4... c'est le nombre de films biographies actuellement en chantier sur des personnalités du monde de la lutte professionnelle. Alors que le biopic est un genre  qui se porte bien, l'imagination des scénaristes n'étant plus ce qu'elle était, les films de ce genre consacrés à des catcheurs peinent à aboutir à une sortie en salles. Le plus ancien projet en cours et lancé en 2011 est "Crossface" consacré au sulfureux Chris Benoit, génie du ring qui mit fin à ses jours en 2007 après avoir vraisemblablement tué sa femme et son fils. Après plusieurs changements de réalisateurs, c'est aujourd'hui Lexi Alexander (Hooligans) qui doit le diriger mais rien n'avance, de nombreux protagonistes faisant tout pour retarder voir même faire annuler ce long-métrage qui pourrait révéler bon nombre de pratiques pas très reluisantes de l'industrie du catch des années 90/2000. Autre chantier en cours, le "Pandemonium" de Glenn Ficarra et John Requa (Crazy, Stupid, Love.) qui doit raconter la vie de Vince McMahon, le puissant patron de la WWE, et véritable précurseur du divertissement sportif moderne. Si le film est bel et bien sur les rails, c'est à la fois au  niveau du scénario et du casting que cela pêche à tel point qu'aucun planning ne semble clairement défini. Troisième chantier, le plus abouti, "Fighting With My Family",  basé sur la vie de Paige, employée elle-aussi de la WWE et issue d'une célèbre famille de catcheurs britanniques. Produit par Dwayne Johnson, qui doit également y faire un caméo, et réalisé par Stephen Merchant avec au générique Florence Pugh, Vince Vaughn et Lena Headey, le film, qui ne devrait pas irriter grand monde, est tourné et monté et devait même sortir cet automne avant finalement d'être décalé à mars 2019, une période moins concurrentielle dans les salles de cinéma. Reste un dernier film  récemment annoncé et intitulé "Ring King" qui sera consacré à Rocky Johnson, père de Dwayne, qui connu son heure de gloire dans les années 70/80 et qui fut également le partenaire d'entrainement des boxeurs légendaires Mohamed Ali et George Foreman. Si on y ajoute le documentaire diffusé en avril dernier sur "HBO", sur le lutteur français André le Géant, on constate que le catch à la côte en ce moment, toutefois les longs-métrages se concrétisent quand ils sont lisses et quand ils ne viennent pas contrarier les poids lourds de l'industrie inquiets à l'idée de voir leur image écornée.
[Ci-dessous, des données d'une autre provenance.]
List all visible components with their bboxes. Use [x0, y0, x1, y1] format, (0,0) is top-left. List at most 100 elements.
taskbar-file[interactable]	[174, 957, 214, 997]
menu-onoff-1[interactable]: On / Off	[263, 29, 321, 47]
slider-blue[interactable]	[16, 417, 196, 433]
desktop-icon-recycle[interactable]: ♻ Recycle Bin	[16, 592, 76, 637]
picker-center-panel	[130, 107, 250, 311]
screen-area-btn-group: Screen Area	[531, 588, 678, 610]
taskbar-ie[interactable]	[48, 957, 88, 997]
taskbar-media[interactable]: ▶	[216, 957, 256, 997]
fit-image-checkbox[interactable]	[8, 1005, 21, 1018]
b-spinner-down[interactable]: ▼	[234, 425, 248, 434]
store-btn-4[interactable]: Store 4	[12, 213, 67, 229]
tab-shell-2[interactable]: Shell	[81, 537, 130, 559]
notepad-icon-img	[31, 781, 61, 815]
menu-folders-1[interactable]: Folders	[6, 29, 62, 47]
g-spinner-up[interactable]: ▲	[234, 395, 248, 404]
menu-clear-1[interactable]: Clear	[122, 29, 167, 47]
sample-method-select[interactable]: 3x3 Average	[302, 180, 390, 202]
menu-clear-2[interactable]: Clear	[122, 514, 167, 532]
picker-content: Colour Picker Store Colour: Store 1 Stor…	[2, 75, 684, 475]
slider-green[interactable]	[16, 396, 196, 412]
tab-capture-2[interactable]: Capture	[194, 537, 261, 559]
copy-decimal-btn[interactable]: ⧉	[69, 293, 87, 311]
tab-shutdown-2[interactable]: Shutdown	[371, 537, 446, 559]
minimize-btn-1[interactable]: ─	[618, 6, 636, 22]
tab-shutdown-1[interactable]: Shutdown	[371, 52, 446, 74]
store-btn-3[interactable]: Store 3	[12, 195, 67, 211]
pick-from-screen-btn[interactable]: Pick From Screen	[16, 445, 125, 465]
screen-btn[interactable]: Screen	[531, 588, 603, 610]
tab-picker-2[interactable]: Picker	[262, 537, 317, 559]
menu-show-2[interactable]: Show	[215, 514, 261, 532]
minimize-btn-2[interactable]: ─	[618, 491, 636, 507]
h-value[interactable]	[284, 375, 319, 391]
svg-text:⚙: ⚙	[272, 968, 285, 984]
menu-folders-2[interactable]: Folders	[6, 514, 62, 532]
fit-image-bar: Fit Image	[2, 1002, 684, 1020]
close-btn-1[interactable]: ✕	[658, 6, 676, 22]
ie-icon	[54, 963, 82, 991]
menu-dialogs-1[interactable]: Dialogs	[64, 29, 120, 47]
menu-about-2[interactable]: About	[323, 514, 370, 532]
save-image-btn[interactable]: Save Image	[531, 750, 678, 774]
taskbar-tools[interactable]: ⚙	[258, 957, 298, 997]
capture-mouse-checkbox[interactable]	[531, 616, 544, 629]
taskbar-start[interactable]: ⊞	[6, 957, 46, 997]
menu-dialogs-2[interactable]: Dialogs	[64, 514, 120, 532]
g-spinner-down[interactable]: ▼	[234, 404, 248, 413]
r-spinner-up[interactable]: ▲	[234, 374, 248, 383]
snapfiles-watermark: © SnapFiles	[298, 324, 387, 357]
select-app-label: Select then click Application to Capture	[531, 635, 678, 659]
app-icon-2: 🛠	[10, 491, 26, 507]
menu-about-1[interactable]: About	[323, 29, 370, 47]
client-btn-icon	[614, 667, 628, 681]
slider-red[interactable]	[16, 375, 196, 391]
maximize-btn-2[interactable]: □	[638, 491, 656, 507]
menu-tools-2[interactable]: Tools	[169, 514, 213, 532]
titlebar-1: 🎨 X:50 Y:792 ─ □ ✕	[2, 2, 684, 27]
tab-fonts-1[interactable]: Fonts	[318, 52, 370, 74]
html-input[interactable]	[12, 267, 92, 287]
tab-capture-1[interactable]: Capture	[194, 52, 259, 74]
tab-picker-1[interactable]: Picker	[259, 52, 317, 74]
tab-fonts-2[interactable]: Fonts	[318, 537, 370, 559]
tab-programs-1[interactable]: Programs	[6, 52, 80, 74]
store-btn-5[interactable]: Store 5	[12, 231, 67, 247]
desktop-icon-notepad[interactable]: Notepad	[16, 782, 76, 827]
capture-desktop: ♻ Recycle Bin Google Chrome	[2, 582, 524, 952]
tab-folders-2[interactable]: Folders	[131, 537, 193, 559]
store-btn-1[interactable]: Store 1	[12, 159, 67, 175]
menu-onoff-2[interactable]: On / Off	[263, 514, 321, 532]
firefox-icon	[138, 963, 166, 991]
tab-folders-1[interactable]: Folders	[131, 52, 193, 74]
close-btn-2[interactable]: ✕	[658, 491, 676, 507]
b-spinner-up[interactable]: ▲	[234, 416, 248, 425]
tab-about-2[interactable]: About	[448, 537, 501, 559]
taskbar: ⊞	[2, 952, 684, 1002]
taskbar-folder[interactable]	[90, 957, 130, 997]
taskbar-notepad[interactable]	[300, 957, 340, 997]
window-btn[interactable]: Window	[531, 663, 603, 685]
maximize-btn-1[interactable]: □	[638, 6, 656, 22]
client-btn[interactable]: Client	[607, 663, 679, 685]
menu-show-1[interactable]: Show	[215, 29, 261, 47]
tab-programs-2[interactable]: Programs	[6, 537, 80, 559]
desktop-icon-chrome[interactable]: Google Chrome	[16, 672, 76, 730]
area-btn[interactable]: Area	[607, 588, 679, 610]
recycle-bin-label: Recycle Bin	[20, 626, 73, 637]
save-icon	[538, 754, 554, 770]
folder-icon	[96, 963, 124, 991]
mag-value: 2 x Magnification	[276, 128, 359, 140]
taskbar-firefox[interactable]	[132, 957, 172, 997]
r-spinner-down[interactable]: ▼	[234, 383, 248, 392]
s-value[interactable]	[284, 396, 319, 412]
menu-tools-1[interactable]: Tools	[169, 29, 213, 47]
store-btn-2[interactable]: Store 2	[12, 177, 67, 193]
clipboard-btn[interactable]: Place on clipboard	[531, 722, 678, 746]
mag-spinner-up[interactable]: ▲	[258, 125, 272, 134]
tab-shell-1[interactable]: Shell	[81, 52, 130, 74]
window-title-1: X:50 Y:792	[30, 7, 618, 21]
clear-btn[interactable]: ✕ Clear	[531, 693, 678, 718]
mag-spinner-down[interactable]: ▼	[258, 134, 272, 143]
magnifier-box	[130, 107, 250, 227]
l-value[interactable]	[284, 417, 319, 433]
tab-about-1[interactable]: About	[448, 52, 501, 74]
Comme dans d'autres domaines, le catch à ses lobbies...

11 septembre 2018

Sitges 2018: Suspiria en ouverture

Le film "Suspiria", remake du classique de 1977 de Dario Argento, ouvrira la 51ème édition du Festival International du Film de Sitges le 4 octobre prochain en présence de son réalisateur Luca Guadagnino et de la comédienne Tilda Swinton qui recevra par la même occasion un prix d'honneur pour l'ensemble de sa carrière. Présenté la semaine dernière à la Mostra de Venise, "Suspiria" en est reparti avec le prix de la meilleure chanson originale, le titre "A Suspirium", écrit et composé par Thom Yorke, le leader du groupe Radiohead. "Suspiria" arrivera dans les salles françaises le 14 novembre, quelques jours après sa sortie aux Etats-Unis. Pour cette édition 2018, le festival de Sitges accueillera notamment Nicolas Cage, Ed Harris, John Carpenter, Pam Grier ou Traci Lords.